We know that the market moves because of changes in Supply and Demand, of course we all know that. And when there is more buying than selling, prices go up. And when there are more sellers than buyers, prices go down. This all sounds very simple of course, but it is a lot more complex than that in reality of course. Markets move up because there are no big sellers taking profits.

The major buying should have already occurred early in the move by institutions. So until institutions start selling their positions out, the market keeps going higher. If institutional players are still expecting higher prices they will absorb selling that comes into the market. They don't just buy to support the market but they buy to make sure all the supply at these lower levels is gone.

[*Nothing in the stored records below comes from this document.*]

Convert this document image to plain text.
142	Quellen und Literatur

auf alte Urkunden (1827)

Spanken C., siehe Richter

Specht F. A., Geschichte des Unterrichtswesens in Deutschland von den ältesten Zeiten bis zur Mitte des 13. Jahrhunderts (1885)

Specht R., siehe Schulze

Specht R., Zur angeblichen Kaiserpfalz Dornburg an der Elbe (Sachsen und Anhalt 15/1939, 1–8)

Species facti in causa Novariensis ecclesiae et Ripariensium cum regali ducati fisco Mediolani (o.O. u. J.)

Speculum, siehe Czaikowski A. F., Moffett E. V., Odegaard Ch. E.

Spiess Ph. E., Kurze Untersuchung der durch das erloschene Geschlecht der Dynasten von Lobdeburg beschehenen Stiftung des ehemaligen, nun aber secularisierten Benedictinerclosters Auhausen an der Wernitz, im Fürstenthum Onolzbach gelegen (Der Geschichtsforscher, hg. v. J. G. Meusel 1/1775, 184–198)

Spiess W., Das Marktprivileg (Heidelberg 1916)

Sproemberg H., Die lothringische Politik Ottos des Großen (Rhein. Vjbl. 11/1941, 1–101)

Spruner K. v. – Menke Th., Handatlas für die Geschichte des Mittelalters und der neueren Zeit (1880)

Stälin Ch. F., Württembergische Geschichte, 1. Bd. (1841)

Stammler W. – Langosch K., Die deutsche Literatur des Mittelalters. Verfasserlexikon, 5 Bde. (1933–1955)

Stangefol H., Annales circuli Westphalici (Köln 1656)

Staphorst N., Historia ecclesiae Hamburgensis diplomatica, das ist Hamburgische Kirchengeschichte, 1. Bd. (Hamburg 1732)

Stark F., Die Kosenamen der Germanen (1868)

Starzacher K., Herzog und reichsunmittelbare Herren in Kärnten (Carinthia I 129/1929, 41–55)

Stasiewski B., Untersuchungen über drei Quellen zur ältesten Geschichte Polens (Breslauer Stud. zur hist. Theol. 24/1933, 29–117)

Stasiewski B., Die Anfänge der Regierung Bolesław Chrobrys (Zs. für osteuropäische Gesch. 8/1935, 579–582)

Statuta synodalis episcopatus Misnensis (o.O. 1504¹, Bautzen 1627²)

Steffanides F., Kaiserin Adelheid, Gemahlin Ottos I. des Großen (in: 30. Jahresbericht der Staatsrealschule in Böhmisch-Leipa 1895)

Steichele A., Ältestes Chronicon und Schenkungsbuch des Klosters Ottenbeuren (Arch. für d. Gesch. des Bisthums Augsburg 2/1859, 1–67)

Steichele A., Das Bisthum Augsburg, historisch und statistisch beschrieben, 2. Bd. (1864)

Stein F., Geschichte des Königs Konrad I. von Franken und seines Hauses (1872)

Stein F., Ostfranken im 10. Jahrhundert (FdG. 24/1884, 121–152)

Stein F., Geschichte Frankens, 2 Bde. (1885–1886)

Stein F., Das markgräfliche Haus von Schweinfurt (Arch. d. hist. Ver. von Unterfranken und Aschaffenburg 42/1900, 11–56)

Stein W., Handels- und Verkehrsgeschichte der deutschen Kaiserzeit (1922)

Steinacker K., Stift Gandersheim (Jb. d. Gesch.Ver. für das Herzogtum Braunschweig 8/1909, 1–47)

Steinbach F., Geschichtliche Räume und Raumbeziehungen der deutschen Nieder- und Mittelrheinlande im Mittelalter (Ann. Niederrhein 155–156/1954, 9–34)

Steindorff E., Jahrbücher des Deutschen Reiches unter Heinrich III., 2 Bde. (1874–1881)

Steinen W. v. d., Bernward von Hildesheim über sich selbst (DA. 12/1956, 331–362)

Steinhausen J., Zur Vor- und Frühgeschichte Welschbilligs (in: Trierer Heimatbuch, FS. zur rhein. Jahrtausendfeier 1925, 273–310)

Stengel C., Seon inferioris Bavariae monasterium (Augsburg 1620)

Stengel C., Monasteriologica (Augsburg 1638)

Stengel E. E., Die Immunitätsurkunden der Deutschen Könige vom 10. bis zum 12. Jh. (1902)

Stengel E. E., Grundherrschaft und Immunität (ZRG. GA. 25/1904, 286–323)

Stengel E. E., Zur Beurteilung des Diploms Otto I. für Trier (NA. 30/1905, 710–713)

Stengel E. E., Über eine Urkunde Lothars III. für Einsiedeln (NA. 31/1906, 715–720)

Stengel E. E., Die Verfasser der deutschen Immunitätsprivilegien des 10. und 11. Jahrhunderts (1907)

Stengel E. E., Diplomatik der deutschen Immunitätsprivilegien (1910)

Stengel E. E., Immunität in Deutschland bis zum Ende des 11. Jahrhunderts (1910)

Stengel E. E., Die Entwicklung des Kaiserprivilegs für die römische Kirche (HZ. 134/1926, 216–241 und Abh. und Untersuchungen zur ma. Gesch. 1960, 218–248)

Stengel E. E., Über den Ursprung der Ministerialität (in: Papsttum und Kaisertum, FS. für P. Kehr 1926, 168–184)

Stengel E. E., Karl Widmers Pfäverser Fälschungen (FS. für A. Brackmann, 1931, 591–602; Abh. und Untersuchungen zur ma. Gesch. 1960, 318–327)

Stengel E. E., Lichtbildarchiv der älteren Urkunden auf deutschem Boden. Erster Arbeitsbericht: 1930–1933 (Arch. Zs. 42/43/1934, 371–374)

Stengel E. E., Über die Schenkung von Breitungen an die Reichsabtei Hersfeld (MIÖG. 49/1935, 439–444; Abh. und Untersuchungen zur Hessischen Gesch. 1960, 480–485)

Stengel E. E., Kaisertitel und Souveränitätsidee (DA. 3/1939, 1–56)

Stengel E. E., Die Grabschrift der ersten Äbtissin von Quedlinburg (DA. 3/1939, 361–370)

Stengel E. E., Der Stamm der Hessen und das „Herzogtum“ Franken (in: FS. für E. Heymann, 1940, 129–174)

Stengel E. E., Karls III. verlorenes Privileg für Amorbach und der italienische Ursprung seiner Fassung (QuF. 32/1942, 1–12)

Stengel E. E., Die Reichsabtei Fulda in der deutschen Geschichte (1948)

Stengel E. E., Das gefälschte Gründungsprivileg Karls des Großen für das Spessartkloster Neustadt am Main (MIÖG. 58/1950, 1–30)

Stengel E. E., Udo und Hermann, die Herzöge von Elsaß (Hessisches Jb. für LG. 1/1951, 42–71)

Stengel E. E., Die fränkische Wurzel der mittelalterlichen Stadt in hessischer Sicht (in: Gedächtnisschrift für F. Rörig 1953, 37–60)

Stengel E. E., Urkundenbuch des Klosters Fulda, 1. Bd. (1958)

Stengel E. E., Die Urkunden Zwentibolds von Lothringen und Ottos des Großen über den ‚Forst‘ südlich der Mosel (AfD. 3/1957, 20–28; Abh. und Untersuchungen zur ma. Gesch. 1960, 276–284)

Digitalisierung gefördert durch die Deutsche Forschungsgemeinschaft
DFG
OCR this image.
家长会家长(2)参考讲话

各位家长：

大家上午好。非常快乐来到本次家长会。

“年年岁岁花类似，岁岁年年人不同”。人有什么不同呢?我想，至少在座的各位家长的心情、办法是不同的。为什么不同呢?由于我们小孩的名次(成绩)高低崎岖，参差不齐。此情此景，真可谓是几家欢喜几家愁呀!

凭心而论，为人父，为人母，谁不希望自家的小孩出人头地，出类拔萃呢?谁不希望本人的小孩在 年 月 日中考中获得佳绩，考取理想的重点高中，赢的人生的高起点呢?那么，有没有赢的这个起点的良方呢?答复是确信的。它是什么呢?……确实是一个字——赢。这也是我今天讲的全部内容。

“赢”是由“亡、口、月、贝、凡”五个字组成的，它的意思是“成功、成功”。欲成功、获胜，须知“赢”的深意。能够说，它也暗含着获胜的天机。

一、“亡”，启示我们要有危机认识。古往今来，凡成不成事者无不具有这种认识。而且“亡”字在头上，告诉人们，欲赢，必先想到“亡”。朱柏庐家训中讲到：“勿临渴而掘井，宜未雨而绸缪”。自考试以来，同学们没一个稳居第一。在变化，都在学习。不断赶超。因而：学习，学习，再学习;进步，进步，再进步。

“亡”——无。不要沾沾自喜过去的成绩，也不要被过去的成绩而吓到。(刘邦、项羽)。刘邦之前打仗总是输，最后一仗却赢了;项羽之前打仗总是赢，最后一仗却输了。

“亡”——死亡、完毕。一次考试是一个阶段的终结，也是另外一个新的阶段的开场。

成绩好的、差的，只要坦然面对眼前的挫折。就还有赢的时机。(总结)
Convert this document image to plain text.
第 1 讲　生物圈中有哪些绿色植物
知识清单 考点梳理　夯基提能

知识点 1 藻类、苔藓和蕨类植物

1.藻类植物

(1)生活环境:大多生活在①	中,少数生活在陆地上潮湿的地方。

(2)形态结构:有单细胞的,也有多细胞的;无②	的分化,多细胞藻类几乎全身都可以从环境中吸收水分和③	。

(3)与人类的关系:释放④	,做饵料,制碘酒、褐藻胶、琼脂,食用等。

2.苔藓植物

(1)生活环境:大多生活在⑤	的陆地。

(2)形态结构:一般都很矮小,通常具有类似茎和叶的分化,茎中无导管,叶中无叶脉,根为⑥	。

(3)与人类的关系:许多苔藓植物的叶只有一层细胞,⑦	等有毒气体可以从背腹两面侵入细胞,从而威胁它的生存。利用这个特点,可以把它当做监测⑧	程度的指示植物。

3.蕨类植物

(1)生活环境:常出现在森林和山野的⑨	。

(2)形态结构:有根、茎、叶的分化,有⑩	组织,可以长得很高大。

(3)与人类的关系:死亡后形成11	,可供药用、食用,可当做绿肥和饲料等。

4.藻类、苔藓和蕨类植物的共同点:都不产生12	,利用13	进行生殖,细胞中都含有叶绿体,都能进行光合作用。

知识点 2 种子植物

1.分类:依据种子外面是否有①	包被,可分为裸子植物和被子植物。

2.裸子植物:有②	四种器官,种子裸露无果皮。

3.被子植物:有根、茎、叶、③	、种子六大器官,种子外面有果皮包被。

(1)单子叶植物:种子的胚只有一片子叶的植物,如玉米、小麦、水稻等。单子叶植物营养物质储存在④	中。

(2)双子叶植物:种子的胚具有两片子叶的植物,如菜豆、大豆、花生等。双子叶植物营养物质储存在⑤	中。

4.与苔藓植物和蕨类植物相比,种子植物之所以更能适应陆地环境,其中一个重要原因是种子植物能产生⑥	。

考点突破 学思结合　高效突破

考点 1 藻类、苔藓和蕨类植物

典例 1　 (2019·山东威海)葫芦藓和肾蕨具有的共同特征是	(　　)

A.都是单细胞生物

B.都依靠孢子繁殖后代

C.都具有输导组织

They don't just buy to support the market but they buy to make sure all the supply at these lower levels is gone. The price can go down not only because there are more sellers than buyers, but also, for example, because too little is bought to support the market on its way down. In a bearish market there is very little to hold up the market in terms of bids, as a result prices drop.

Prices go up until:

  1. Buyers become unwilling to buy.
  2. Buyers run out of buying power.
  3. Buyers are overwhelmed by sellers.

Prices go down until:

  1. Sellers become unwilling to sell.
  2. Sellers run out of inventory.
  3. Sellers are overwhelmed by buyers.

We as traders include what activity sets the price in the movable market. I mean if sellers are busy with bids and clearing them your position can be run over very quickly. Especially since we don't know who else is selling there. You therefore have to make the choice whether you want to be a buyer in a market that is falling? Or better a seller? Do you see what I'm saying with this? Only an order flow chart can give a trader the insight into why the market turned around.